Physicians and other healthcare providers should create a system in their practice for follow-up of missed appointments, Greene says. Depending on the number of missed appointments and the acuity of the patient’s medical condition, in some instances it may be appropriate to notify a noncompliant patient of the risk of termination from the practice.
In such an instance, it is advisable for providers to consult their practice risk manager or legal counsel for guidance. Every communication or attempted communication with a patient about missed appointments should be included in the patient’s medical record, including copies of any letters or emails to the patient. This is protective in case of an unfortunate medical outcome that leads to a claim.
When there is a plan for follow-up care or testing, clinicians should document communications with the patient regarding subsequent visits, necessary testing, and its importance, Greene says. This can help ensure patient compliance and will help the provider defend claims that may follow a patient’s noncompliance.

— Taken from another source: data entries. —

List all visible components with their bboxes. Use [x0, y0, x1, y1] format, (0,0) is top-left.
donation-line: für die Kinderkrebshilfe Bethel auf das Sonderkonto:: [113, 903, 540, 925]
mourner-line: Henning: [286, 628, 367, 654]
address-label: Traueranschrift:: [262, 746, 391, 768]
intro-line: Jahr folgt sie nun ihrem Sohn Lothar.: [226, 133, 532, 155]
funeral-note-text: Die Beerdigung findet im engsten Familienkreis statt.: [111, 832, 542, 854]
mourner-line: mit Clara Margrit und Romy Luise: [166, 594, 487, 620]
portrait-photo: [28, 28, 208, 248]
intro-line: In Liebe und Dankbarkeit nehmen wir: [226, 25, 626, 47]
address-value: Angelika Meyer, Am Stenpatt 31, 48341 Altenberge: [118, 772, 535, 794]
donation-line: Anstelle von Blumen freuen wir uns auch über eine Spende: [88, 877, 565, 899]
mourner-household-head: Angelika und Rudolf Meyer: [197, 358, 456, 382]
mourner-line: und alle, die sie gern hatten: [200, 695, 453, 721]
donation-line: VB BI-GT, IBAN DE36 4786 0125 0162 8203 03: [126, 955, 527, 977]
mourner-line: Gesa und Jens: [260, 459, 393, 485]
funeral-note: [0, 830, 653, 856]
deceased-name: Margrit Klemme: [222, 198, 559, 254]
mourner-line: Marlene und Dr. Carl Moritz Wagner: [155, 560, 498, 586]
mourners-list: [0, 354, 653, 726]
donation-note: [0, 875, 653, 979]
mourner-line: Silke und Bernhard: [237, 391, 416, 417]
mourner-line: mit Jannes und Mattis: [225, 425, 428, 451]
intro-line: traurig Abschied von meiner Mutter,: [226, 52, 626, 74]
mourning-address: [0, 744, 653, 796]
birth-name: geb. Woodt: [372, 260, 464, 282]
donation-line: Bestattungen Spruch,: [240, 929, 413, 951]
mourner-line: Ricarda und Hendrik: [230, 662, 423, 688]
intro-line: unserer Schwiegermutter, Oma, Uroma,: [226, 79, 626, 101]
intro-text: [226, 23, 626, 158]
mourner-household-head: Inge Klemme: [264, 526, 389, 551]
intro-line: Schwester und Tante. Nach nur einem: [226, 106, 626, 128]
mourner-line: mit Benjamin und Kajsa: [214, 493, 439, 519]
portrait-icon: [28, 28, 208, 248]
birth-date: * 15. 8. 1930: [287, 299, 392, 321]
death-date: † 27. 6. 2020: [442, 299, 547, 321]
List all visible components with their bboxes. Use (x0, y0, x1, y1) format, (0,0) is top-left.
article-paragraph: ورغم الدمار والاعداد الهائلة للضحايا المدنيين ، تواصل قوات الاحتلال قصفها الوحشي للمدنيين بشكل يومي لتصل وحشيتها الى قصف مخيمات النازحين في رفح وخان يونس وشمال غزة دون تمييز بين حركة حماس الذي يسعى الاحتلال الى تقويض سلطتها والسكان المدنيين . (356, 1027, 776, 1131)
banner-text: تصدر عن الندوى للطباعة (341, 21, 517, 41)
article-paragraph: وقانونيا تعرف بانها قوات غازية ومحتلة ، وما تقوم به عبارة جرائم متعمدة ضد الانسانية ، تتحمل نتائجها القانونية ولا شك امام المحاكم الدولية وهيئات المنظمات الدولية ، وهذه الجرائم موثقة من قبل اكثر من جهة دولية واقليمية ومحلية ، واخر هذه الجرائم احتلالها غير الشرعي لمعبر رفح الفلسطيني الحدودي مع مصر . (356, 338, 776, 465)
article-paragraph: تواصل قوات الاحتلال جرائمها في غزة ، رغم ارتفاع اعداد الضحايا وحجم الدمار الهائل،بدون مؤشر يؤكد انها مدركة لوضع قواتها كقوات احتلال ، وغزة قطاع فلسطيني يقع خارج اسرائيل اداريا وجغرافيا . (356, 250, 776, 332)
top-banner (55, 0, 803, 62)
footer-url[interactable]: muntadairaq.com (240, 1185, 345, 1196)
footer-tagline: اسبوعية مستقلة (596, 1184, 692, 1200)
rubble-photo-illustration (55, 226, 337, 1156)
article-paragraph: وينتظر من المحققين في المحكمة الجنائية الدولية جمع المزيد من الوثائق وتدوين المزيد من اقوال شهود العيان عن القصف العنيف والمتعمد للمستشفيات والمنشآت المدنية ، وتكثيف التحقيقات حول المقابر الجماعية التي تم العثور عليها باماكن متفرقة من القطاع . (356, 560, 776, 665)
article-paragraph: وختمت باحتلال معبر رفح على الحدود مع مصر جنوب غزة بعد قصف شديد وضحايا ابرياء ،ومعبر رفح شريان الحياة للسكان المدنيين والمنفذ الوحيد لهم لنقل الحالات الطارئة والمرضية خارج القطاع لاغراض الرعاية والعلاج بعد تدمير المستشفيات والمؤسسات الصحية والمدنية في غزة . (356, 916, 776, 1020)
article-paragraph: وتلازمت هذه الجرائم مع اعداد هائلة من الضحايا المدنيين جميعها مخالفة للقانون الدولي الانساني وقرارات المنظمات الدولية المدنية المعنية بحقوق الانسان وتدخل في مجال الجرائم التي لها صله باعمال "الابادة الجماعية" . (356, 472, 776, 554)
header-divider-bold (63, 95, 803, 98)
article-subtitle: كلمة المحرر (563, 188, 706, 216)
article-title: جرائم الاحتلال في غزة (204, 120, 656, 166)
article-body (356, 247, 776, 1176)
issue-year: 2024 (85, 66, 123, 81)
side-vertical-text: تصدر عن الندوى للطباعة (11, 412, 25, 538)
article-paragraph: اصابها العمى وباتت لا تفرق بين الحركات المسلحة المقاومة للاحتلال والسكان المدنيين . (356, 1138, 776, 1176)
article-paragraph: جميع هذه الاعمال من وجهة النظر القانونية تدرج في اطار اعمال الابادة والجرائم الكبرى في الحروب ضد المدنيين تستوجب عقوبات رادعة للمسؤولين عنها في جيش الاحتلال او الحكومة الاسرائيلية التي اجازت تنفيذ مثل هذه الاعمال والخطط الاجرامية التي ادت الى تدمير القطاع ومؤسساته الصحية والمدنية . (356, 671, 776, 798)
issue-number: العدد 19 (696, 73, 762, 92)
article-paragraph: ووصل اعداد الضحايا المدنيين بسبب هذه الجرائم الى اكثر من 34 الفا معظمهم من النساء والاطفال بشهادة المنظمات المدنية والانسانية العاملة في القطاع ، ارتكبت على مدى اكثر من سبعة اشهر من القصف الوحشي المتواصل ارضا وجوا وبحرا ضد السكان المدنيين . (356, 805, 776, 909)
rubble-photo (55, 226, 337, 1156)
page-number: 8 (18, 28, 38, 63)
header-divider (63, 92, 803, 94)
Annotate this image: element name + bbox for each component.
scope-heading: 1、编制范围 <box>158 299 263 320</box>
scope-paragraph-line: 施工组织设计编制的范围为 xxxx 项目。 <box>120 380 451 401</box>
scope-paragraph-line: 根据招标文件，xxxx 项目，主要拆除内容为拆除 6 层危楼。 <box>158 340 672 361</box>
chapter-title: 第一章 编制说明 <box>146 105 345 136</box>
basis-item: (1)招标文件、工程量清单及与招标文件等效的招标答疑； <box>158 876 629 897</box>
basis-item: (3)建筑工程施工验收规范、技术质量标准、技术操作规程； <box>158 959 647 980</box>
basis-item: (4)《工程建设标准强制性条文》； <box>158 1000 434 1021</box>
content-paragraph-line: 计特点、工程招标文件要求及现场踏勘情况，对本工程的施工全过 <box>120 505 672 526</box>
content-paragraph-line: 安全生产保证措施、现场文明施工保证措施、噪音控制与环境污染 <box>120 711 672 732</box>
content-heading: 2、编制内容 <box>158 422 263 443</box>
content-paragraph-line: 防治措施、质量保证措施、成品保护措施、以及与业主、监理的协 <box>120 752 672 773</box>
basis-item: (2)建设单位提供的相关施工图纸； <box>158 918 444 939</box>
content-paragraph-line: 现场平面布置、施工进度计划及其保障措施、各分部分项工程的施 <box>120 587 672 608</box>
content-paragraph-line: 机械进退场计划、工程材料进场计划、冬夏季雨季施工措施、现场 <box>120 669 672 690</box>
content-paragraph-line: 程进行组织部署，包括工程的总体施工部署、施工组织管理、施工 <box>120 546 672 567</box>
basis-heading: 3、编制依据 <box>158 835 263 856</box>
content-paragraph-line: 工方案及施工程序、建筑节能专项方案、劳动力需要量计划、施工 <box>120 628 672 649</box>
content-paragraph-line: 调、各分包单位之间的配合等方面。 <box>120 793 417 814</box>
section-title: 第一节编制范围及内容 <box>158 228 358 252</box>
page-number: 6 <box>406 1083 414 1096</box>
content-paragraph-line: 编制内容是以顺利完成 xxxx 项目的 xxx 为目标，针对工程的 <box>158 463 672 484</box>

“Also, contacting patients in advance of appointments can help reduce some no-shows. The legal ramifications and risks of patients who no-show for appointments or are noncompliant is that they do not receive the medical care they need,” Greene notes. “Later, they or their surviving family members may file suit against the provider for abandonment, an alleged delay in diagnosis of cancer or other condition, or for an alleged wrongful death of a patient.”
Depending on the patient’s condition and the provider’s specialty, it might be necessary to call emergency contacts or social services after missed appointments.
“For example, this might be reasonable and appropriate in instances of patients who are impaired by memory, medications, or other issues when they no-show for care and the staff or provider cannot reach the patient,” Greene says. “When doing so, providers will want to be mindful of what information is shared in order to remain compliant with state and federal privacy laws.”